Nella notte tra il 1° e il 2 giugno 2026, una scossa di magnitudo intorno a 6.1 ha interessato il Mar Tirreno meridionale, al largo delle coste calabresi. Come spesso accade in quest’area, si è trattato di un evento profondo, con ipocentro a centinaia di chilometri di profondità.
La popolazione l’ha avvertita in gran parte del sud Italia, ma fortunatamente senza danni significativi. Questo fenomeno non è casuale, ma è il frutto di uno dei processi geologici più affascinanti e attivi del Mediterraneo, la subduzione nel basso Tirreno.
Il meccanismo della subduzione
La placca africana, o più precisamente il suo frammento ionico (la litosfera oceanica residua dell’antico oceano Tetide), si sta lentamente inflettendo e sprofondando sotto l’arco calabro e il bacino tirrenico.
Questo processo di subduzione, attivo da milioni di anni, ha contribuito all’apertura del Mar Tirreno stesso. Questa parte di litosfera oceanica (che faceva parte dell’antica Tetide) che si sta infilando sotto l’arco calabro e il Tirreno, scendendo in profondità come una lastra inclinata.

Lungo questo piano si accumulano tensioni enormi dovute all’attrito, alla disidratazione delle rocce, e alle deformazioni della lastra che si piega e si rompe. Quando lo sforzo supera la resistenza della roccia, si verifica un terremoto profondo.
Questi eventi sono tipicamente isolati e non fanno parte di sequenze o sciami prolungati come quelli superficiali. Possono raggiungere magnitudo significative (fino a 6.0 o, storicamente, anche superiori), proprio perché la litosfera subducente è fredda e fragile anche a grandi profondità, a differenza della crosta continentale più calda e duttile.
Perché i terremoti profondi causano meno danni?

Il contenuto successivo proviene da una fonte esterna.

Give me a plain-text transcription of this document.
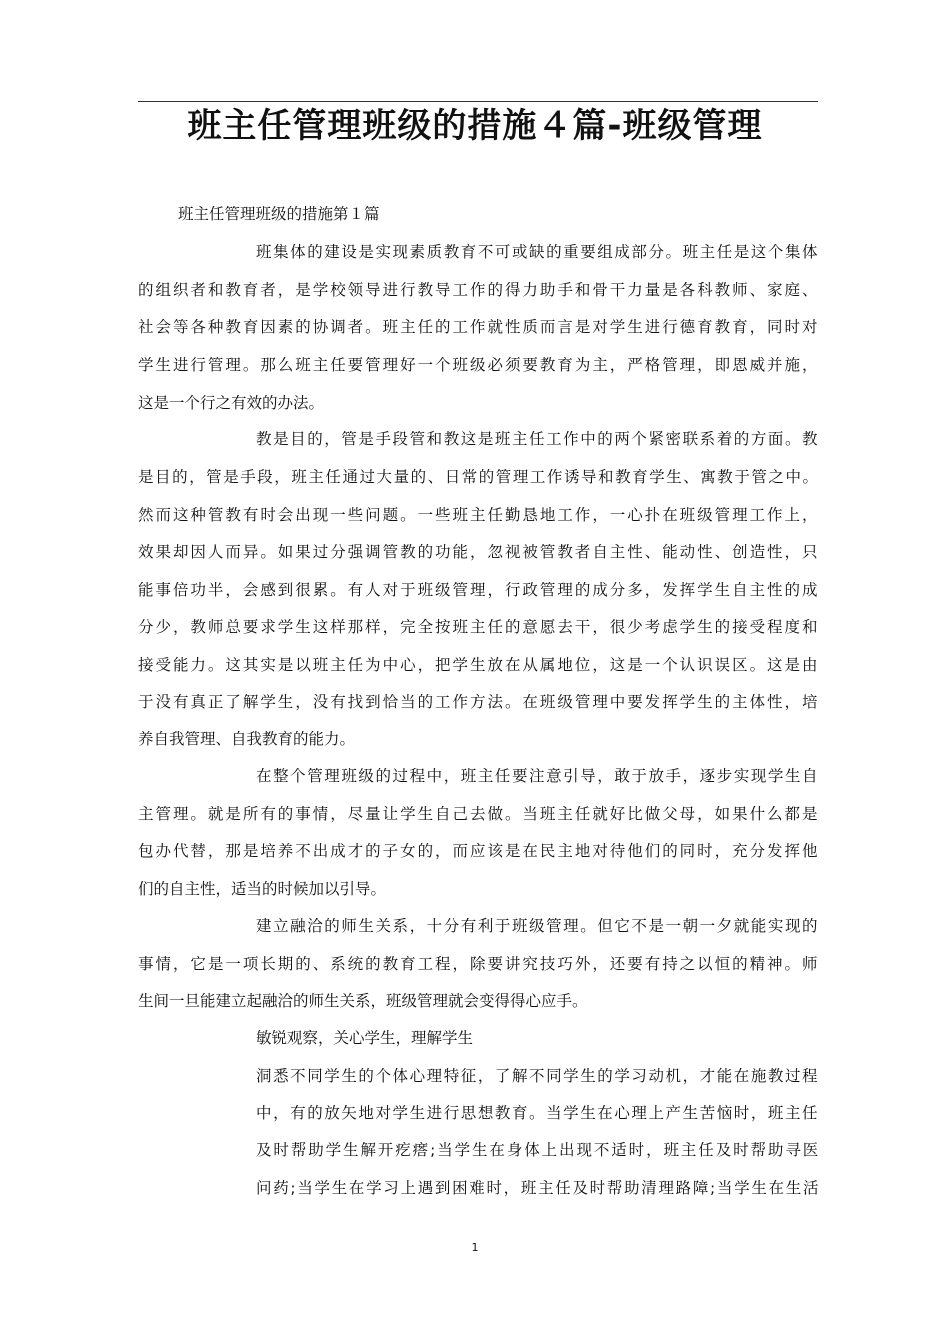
班主任管理班级的措施４篇-班级管理
班主任管理班级的措施第１篇
班集体的建设是实现素质教育不可或缺的重要组成部分。班主任是这个集体
的组织者和教育者，是学校领导进行教导工作的得力助手和骨干力量是各科教师、家庭、
社会等各种教育因素的协调者。班主任的工作就性质而言是对学生进行德育教育，同时对
学生进行管理。那么班主任要管理好一个班级必须要教育为主，严格管理，即恩威并施，
这是一个行之有效的办法。
教是目的，管是手段管和教这是班主任工作中的两个紧密联系着的方面。教
是目的，管是手段，班主任通过大量的、日常的管理工作诱导和教育学生、寓教于管之中。
然而这种管教有时会出现一些问题。一些班主任勤恳地工作，一心扑在班级管理工作上，
效果却因人而异。如果过分强调管教的功能，忽视被管教者自主性、能动性、创造性，只
能事倍功半，会感到很累。有人对于班级管理，行政管理的成分多，发挥学生自主性的成
分少，教师总要求学生这样那样，完全按班主任的意愿去干，很少考虑学生的接受程度和
接受能力。这其实是以班主任为中心，把学生放在从属地位，这是一个认识误区。这是由
于没有真正了解学生，没有找到恰当的工作方法。在班级管理中要发挥学生的主体性，培
养自我管理、自我教育的能力。
在整个管理班级的过程中，班主任要注意引导，敢于放手，逐步实现学生自
主管理。就是所有的事情，尽量让学生自己去做。当班主任就好比做父母，如果什么都是
包办代替，那是培养不出成才的子女的，而应该是在民主地对待他们的同时，充分发挥他
们的自主性，适当的时候加以引导。
建立融洽的师生关系，十分有利于班级管理。但它不是一朝一夕就能实现的
事情，它是一项长期的、系统的教育工程，除要讲究技巧外，还要有持之以恒的精神。师
生间一旦能建立起融洽的师生关系，班级管理就会变得得心应手。
敏锐观察，关心学生，理解学生
洞悉不同学生的个体心理特征，了解不同学生的学习动机，才能在施教过程
中，有的放矢地对学生进行思想教育。当学生在心理上产生苦恼时，班主任
及时帮助学生解开疙瘩;当学生在身体上出现不适时，班主任及时帮助寻医
问药;当学生在学习上遇到困难时，班主任及时帮助清理路障;当学生在生活
1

A parità di magnitudo, un terremoto profondo produce effetti in superficie molto inferiori rispetto a uno superficiale (ipocentro < 30-50 km). Nei terremoti profondi succede che le onde sismiche devono attraversare centinaia di chilometri di mantello e crosta.
Inoltre le onde che giungono in superficie hanno spesso una componente a bassa frequenza, percepita come un dondolio lungo piuttosto che uno scuotimento violento e breve tipico dei terremoti crostali.
NEWS: un forte #terremoto di M 6.2 è avvenuto alle 00:12 al largo delle coste tirreniche della #Calabria
— Il Mondo dei Terremoti (@mondoterremoti) June 1, 2026
La scossa è avvenuta ad una profondità elevata di 250 km quindi è stata diffusamente avvertita in tutto il sud Italia, a Malta e nei Balcani senza però causare danni. pic.twitter.com/GWrEGYKqnJ
Al contrario, i terremoti superficiali sulle faglie appenniniche o siciliane, liberano energia vicino alla superficie. In tal modo le onde ad alta frequenza colpiscono duramente gli edifici, amplificate dai terreni alluvionali o di collina, con effetti devastanti anche a magnitudo inferiori.
L’unica difesa contro i terremoti, l’investimento nell’ingegneria sismica avanzata
Se i terremoti profondi del Tirreno rappresentano un rischio limitato, non si può dire lo stesso per quelli superficiali che periodicamente colpiscono l’Italia. In un Paese ad alta sismicità come il nostro, la vera sicurezza passa dall’ingegneria antisismica avanzata.
È urgente investire in maniera sistematica in dissipatori di energia (viscosi, a friction o a fusione), isolatori sismici (di gomma ad alto smorzamento o a pendolo) e molle antisismiche di ultima generazione.

Queste tecnologie, già impiegate con successo in Giappone, California e in alcuni edifici italiani strategici, permettono di decoppiare la struttura dal terreno. In caso di scuotimento forte, l’edificio si muove come un tutto unico o fluttua, assorbendo e dissipando l’energia senza subire deformazioni permanenti né danni strutturali.
Un edificio dotato di base isolata o di dissipatori può resistere a terremoti anche di magnitudo 8 con danni minimi o nulli, preservando vite umane, funzioni ospedaliere, scuole e patrimonio storico.
Il costo iniziale è recuperato in pochi decenni attraverso la riduzione dei danni e dei costi di ricostruzione post-sisma. La normativa attuale (NTC 2018 e successive) va rafforzata con incentivi concreti per la riqualificazione antisismica estesa, non solo per nuovi edifici ma soprattutto per il vasto patrimonio esistente.